I’ve seen a lot of entrepreneurial and non-for-profit initiatives happening ever since the outbreak of COVID-19, and the lockdown. People are helping each other with groceries, people are baking, cooking, sewing medical masks… Many people are adapting their services to work online and manage to keep their businesses going. Artists are offering their art to fundraise money for the crisis, and they are creating new art to mark this strange period in history. Sometimes it seems that coronavirus pushed us to entirely new avenues when it comes to our work, and many people seem to thrive despite the circumstance. I’m impressed and touched by seeing all of that work that goes on as most of us are staying inside.
But this is not the whole picture, because there are many of us out here who are struggling with all this extra time and with all those new limitations. I know this can be particularly hard for people in recovery who are used to fighting for their lives and for whom being alive means that they must take advantage of all that sober life has to offer. Suddenly, without their meetings, their commitments (and people in recovery are big on fulfilling their commitments), their work, their service in the community, and just generally being busy, people in recovery can find themselves stumped. With nowhere to go and nothing to do, staying at home feels like some cruel joke for those of us who have wasted so much of our time not participating. And then it happens—suddenly we lose all of our motivation and find ourselves spending hours and hours watching Netflix or mindlessly scrolling through our phones. Then guilt seeps in. We’re being lazy! Unproductive! All those people around us are baking bread, crocheting, and taking up sculpture, and here we are doing absolutely nothing? And then, on top of it, doing nothing turns out to be exhausting. Where life used to be go-go-go, and we still got so much done, now that it’s standing still, it seems nothing can motivate us. Panic!

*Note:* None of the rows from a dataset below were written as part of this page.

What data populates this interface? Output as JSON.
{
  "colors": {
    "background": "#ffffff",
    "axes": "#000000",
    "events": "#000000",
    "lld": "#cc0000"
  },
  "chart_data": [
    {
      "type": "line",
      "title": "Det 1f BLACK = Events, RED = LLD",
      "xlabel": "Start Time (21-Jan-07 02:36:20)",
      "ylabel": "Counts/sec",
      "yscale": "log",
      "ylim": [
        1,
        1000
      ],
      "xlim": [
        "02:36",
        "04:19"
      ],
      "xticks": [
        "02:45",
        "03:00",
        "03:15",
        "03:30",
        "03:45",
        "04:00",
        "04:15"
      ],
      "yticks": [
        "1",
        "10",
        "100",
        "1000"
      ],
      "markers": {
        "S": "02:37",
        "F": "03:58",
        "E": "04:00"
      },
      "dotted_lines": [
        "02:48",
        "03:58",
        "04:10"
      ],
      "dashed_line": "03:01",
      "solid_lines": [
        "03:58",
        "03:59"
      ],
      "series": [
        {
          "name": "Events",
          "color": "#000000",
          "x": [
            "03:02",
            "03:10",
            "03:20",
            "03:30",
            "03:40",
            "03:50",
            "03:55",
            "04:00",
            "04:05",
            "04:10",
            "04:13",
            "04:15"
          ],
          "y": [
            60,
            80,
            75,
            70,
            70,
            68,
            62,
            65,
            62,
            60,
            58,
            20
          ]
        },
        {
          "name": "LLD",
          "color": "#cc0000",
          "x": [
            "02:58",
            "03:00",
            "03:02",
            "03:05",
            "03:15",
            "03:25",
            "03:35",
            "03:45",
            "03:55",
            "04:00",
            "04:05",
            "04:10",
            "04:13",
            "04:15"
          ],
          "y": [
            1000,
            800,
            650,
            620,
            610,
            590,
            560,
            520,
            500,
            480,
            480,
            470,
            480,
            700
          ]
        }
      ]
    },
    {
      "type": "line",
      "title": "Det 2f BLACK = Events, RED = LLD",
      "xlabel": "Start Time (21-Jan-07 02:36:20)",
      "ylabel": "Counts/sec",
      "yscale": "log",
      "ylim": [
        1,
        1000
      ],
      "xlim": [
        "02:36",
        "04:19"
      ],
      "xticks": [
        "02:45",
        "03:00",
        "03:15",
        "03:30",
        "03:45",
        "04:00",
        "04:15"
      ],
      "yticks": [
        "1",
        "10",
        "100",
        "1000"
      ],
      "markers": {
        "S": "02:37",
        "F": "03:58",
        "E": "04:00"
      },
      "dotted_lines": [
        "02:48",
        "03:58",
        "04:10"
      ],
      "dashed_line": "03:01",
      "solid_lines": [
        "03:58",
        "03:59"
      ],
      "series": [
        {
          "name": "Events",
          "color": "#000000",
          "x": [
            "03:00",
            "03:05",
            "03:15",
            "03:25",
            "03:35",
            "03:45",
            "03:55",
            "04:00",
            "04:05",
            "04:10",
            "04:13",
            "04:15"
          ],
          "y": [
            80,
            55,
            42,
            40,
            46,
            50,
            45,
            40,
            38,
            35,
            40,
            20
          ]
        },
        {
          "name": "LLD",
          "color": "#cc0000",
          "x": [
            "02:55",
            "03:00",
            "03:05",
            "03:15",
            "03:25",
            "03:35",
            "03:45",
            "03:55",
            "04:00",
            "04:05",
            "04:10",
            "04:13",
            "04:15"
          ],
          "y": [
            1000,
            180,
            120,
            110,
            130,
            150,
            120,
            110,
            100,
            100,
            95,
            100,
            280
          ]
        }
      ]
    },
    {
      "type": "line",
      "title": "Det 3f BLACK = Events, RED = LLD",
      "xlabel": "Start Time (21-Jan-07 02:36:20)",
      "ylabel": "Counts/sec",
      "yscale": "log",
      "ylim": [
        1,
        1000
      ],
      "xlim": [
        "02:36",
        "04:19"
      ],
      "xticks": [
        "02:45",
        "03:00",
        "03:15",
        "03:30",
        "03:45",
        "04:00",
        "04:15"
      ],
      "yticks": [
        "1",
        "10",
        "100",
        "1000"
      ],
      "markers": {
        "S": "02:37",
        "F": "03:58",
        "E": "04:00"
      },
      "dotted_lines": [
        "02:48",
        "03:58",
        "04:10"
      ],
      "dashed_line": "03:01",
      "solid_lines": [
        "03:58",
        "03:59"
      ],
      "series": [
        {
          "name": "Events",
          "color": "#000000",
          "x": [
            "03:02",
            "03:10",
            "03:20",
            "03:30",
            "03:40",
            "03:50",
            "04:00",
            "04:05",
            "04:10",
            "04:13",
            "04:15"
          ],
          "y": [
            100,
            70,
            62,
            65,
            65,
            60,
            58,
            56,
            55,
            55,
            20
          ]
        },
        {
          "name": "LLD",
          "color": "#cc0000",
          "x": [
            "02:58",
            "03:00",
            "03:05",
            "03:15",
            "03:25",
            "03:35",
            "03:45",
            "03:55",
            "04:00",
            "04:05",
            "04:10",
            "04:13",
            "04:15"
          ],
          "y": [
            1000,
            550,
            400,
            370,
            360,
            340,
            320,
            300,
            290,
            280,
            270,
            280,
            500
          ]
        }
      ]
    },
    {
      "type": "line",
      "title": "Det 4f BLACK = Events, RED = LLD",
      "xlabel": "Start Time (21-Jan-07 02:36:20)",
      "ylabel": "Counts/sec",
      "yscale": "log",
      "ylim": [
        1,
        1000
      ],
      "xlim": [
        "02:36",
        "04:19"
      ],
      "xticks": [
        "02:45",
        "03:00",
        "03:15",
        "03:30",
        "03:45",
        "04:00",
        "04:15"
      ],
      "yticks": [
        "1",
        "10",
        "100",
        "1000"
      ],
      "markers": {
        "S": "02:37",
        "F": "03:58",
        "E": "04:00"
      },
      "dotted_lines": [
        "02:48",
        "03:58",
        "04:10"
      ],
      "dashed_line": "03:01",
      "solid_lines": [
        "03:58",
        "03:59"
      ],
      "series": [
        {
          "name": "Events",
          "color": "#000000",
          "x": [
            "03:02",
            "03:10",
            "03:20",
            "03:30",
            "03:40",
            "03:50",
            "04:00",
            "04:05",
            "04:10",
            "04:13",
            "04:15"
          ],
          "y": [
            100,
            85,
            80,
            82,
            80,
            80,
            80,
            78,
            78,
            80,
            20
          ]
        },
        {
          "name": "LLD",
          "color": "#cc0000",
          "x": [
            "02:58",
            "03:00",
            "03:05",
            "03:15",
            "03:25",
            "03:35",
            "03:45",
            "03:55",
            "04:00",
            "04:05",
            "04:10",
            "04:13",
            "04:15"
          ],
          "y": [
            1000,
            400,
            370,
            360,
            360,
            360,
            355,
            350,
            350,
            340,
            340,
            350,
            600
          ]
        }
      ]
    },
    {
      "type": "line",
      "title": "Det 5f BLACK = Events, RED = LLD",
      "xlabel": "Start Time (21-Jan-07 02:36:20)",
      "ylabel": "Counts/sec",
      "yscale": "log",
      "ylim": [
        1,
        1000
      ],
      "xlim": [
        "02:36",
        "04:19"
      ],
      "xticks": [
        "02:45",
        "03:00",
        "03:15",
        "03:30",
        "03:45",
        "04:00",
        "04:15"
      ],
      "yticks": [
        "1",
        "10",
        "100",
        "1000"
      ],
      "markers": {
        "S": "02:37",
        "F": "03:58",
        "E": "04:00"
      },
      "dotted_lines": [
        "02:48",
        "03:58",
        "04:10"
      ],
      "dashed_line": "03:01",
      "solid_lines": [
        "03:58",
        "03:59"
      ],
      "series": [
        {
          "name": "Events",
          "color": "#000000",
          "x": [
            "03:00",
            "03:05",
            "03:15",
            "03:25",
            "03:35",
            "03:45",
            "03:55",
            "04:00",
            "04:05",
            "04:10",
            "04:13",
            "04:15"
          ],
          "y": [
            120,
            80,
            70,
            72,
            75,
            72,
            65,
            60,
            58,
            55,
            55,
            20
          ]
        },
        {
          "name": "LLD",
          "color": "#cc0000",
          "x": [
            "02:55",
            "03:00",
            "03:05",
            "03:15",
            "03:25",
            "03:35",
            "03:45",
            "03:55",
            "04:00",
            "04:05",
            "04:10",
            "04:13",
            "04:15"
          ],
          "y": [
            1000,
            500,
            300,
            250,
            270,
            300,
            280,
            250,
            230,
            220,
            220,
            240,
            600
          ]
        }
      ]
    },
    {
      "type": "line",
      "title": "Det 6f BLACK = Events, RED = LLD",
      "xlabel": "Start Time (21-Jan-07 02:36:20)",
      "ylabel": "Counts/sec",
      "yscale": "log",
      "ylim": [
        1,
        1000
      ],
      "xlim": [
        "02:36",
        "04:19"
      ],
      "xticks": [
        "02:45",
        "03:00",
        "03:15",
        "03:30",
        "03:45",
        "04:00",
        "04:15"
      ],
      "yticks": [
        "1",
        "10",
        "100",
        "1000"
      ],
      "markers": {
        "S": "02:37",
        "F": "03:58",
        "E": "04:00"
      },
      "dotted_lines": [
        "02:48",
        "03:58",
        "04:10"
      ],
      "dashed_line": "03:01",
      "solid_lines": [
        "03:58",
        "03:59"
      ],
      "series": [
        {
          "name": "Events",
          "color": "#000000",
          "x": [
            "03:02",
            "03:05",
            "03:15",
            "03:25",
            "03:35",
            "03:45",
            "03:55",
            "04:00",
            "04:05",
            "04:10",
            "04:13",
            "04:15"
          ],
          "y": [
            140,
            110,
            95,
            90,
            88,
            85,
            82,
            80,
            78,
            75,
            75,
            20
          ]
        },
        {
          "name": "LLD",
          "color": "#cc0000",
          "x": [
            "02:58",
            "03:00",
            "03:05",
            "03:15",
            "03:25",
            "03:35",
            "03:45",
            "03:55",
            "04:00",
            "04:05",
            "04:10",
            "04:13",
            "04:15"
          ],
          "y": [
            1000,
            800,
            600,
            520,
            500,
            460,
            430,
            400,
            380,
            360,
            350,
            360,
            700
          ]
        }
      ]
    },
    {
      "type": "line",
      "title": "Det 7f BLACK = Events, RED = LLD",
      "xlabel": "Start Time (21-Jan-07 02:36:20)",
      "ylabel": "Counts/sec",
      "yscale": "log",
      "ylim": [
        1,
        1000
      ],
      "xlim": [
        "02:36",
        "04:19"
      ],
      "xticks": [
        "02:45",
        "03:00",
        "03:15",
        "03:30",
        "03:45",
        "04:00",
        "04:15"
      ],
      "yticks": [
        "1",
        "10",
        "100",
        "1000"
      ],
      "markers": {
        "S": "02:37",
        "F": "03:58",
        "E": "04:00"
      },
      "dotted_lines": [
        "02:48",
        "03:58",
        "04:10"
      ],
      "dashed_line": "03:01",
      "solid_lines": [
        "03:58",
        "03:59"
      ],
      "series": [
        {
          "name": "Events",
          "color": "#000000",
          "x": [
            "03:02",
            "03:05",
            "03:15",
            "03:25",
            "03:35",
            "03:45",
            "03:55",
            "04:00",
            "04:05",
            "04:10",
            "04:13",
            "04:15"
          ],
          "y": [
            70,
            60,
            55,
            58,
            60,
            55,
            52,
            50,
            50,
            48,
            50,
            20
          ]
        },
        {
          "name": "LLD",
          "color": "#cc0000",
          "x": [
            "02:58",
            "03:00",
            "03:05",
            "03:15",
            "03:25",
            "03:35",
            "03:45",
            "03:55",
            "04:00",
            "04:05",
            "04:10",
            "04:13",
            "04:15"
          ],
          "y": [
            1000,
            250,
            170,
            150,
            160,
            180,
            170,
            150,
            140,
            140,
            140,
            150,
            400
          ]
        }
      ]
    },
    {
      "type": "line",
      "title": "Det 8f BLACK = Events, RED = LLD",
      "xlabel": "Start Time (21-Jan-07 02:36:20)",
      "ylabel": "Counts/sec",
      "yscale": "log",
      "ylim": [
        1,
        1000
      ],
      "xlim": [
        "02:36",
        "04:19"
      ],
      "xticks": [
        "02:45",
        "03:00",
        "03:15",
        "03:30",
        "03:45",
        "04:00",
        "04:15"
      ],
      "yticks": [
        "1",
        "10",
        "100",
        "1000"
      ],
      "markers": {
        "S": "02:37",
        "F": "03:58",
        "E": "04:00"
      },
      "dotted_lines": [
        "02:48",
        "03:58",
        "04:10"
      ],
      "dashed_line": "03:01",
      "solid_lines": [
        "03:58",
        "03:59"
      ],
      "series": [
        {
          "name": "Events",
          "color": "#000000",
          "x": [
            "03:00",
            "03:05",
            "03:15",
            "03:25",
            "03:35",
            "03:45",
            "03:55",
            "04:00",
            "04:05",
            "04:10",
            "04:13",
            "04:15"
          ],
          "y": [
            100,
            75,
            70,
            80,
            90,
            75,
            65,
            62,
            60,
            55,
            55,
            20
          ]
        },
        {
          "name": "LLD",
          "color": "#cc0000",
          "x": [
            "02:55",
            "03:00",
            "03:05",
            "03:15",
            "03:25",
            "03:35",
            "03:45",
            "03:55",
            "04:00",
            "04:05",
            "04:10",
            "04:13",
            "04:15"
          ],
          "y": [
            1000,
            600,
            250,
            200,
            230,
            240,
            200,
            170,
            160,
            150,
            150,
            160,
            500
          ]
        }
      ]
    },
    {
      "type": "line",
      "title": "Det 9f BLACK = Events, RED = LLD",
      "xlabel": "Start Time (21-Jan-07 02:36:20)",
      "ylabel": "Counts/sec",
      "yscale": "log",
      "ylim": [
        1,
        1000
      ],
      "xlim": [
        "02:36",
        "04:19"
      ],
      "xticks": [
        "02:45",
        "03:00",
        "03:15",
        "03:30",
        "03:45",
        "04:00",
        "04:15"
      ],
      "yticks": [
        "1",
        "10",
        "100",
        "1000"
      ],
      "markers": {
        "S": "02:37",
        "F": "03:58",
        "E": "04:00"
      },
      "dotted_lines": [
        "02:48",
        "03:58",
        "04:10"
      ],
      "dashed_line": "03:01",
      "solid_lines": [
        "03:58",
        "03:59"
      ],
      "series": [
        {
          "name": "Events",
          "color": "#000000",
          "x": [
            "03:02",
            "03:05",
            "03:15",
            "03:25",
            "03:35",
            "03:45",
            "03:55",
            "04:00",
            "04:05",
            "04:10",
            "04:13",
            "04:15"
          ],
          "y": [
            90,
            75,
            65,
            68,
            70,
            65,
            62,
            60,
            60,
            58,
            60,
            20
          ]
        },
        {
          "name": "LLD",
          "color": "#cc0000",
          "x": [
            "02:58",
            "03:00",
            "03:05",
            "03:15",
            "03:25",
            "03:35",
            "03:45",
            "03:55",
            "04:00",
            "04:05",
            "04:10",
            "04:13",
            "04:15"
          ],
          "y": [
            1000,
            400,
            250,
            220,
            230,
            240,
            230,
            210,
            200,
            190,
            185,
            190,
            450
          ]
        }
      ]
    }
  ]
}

Relax. Breathe. If this is you, please know that you’re doing fine. You’re surviving the best you can. It’s okay not to do anything right now. You’re still very much alive, and things will change for the better. You must believe that. Don’t waste your time feeling guilty about your response to what is happening. We are in collective trauma. Some of us respond to it better, some of us fall apart. It takes a lot of energy to deal with a traumatic situation, so even if you’re spending your days practically surgically attached to your couch, you will still feel exhausted. Your body is fighting anxiety and stress, even if you don’t feel either of those or feel them only mildly. And just as it is with people in recovery, we react differently to different situations based on a whole set of factors. Some of us got recovery right away, and others needed two dozen chances. Some thrived after becoming sober, and others fell into depression.
So if you are on the less-active end of things, please know that there’s nothing wrong with how you’re reacting. You’re not less of a person because you are not taking advantage of suddenly free time. Have three naps, watch that show. Whatever will get you through this sober and relatively sane—do it. And throw the guilt away. Like the virus, it can only affect you negatively, and it does nothing to contribute to a healthy change.